Frankly, I was a little surprised when I came across it too. I had no idea that all this was going on in Southern Maryland.


----------



## Ryan (May 27, 2022)

jis said:


> I wonder if there would be any freight traffic left on the Pope's Creek Branch once the power station is decommissioned. Its primary traffic has been coal for the power plant.


Basically no, and Morgantown's shutting down this year. Pope's Creek will be long dead before light rail ever comes to fruition.


----------



## west point (May 27, 2022)

I would think the only problem of higher CAT is the cross level. Might take shorter intervals for surfacing the track than otherwise needed. Maybe only have some test equipment that would spot locations that a surface machine could go from locations to locations.


----------



## George Harris (May 28, 2022)

For a map:
https://ggwash.org/images/made/images/posts/_resized/image1_1_1020_1320_90.jpeg
Would seem logical to extend the WMATA line to Andrews AFB and make the transition from Metro to light rail there. Would seem like a good idea to extend the WMATA line to Andrews with or without the Southern Maryland Light Rail.

As to wire height: Other than when involving the railroad, the wire should be 16 feet above the track, or thereabouts. Where on the railroad, the wire should be 23 feet above the track or thereabouts. 

The whole issue of wire height and offsets can be solved in the pantograph and arms supporting it. The arms supporting the pantograph contact bar would need to be longer in order to reach 7 feet higher. Can be done. The contact bar itself should probably be longer as well with the additional length based on the assumed angle of sway of the car plus deviation in cross level in the track. Again, no biggie. Calculate out what is needed and do it. The whole arrangement will be somewhat heavier, hence need stouter springs. again, can be done. 

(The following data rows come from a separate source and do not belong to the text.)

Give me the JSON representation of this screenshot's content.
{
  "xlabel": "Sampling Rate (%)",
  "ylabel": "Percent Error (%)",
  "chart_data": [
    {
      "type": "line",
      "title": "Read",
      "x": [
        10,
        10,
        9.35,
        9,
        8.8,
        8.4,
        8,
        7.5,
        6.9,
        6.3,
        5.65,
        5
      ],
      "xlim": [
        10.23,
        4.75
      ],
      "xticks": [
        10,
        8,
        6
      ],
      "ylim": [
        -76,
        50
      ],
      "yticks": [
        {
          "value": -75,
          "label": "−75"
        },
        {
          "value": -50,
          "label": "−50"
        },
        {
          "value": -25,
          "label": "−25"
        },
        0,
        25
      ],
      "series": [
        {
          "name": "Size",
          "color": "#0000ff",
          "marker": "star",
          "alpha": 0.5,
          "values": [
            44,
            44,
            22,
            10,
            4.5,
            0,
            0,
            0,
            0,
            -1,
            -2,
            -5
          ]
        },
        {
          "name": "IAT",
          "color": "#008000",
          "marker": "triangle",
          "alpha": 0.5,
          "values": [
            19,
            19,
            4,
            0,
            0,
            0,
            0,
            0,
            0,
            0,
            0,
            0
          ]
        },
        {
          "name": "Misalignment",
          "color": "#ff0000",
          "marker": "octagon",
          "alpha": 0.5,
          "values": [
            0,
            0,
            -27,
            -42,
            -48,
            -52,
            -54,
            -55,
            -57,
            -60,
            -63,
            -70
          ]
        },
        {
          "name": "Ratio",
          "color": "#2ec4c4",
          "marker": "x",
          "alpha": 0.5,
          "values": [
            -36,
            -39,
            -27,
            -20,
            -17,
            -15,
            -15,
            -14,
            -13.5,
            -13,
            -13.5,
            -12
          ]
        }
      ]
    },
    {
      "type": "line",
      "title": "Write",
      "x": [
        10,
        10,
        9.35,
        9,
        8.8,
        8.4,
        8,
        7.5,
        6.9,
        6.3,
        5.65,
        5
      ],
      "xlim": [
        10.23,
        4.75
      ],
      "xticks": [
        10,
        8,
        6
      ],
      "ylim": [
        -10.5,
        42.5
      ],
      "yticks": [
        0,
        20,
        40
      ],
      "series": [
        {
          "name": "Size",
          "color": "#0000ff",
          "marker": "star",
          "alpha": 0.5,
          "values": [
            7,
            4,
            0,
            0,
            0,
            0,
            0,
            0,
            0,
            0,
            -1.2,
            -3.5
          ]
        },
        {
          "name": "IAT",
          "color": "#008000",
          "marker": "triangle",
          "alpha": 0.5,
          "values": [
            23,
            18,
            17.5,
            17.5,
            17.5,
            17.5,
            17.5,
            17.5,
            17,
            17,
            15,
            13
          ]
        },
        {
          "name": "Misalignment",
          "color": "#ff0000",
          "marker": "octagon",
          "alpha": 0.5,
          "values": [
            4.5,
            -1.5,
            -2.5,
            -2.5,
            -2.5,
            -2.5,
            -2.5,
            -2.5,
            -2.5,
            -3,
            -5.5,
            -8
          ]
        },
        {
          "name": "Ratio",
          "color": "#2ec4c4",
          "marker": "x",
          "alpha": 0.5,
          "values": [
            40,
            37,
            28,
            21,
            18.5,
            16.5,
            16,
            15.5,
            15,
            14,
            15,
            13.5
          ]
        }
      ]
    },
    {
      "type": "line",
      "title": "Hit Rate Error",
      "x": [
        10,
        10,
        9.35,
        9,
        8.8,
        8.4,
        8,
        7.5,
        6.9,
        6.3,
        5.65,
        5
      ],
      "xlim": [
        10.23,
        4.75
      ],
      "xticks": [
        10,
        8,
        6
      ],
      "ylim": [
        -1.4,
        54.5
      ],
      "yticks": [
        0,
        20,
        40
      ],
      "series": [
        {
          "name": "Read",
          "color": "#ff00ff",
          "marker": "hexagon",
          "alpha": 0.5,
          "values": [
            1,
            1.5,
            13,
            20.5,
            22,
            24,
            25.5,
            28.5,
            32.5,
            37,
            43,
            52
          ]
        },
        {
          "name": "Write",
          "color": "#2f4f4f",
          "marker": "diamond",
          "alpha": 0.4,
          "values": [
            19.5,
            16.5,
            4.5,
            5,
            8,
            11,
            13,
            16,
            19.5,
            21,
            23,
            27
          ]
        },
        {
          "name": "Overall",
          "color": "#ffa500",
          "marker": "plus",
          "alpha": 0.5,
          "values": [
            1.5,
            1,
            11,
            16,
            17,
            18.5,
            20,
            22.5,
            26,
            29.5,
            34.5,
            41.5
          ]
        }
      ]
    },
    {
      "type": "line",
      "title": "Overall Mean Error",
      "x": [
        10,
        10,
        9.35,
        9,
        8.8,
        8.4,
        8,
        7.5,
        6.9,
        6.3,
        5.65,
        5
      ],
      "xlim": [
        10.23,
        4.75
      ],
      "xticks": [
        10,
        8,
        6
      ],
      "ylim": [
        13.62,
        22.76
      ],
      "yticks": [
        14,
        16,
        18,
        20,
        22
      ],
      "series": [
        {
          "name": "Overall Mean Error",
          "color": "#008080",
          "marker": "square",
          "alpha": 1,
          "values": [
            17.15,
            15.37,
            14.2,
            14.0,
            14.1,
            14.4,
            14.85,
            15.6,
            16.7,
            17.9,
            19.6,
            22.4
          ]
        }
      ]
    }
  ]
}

Consideration needs to be made for required offset from the railroad to platforms. Again, this has been done elsewhere.

Without reading the whole report (I don't hate myself that much), one question is how much street running, if any. This can have an effect on wheel wear and even the preferred wheel profile. As close to none, the better. 

The "temporal" or in less fancy words limitations on operating times of the railroad and transit so as to maintain time separation can easily be handled. Assuming this is a one train or so a day branch the easiest is to have the freight outside the normal transit times with the transit system defining the times. If there is a need to run a train during the transit operating time, then this could probably be done by providing a gap in transit car times for the trains with the train setting there waiting its turn, not with a "hey we are going to have a train through here sometime or other" from the railroad. It is usually better that the transit system own the railroad. This piece of track should be upgraded for comfort of the transit passengers, but with tie spacing and rail, and structures if any, based on freight railroad axle loadings, which would probably mean closer tie spacing and possibly heavier rail that the rest of the transit system. 

Track centers: If there will be two tracks on the railroad portion, track centers should be 20 feet, possibly 22 feet to provide required railroad clearance with poles between the tracks. If it is decided to use outside poles, meaning one on each side of the section, then centers can be 14 to 16 feet.

There are no insurmountable problems or even significant difficulties with this project when it comes to light rail and freight on the same track.


----------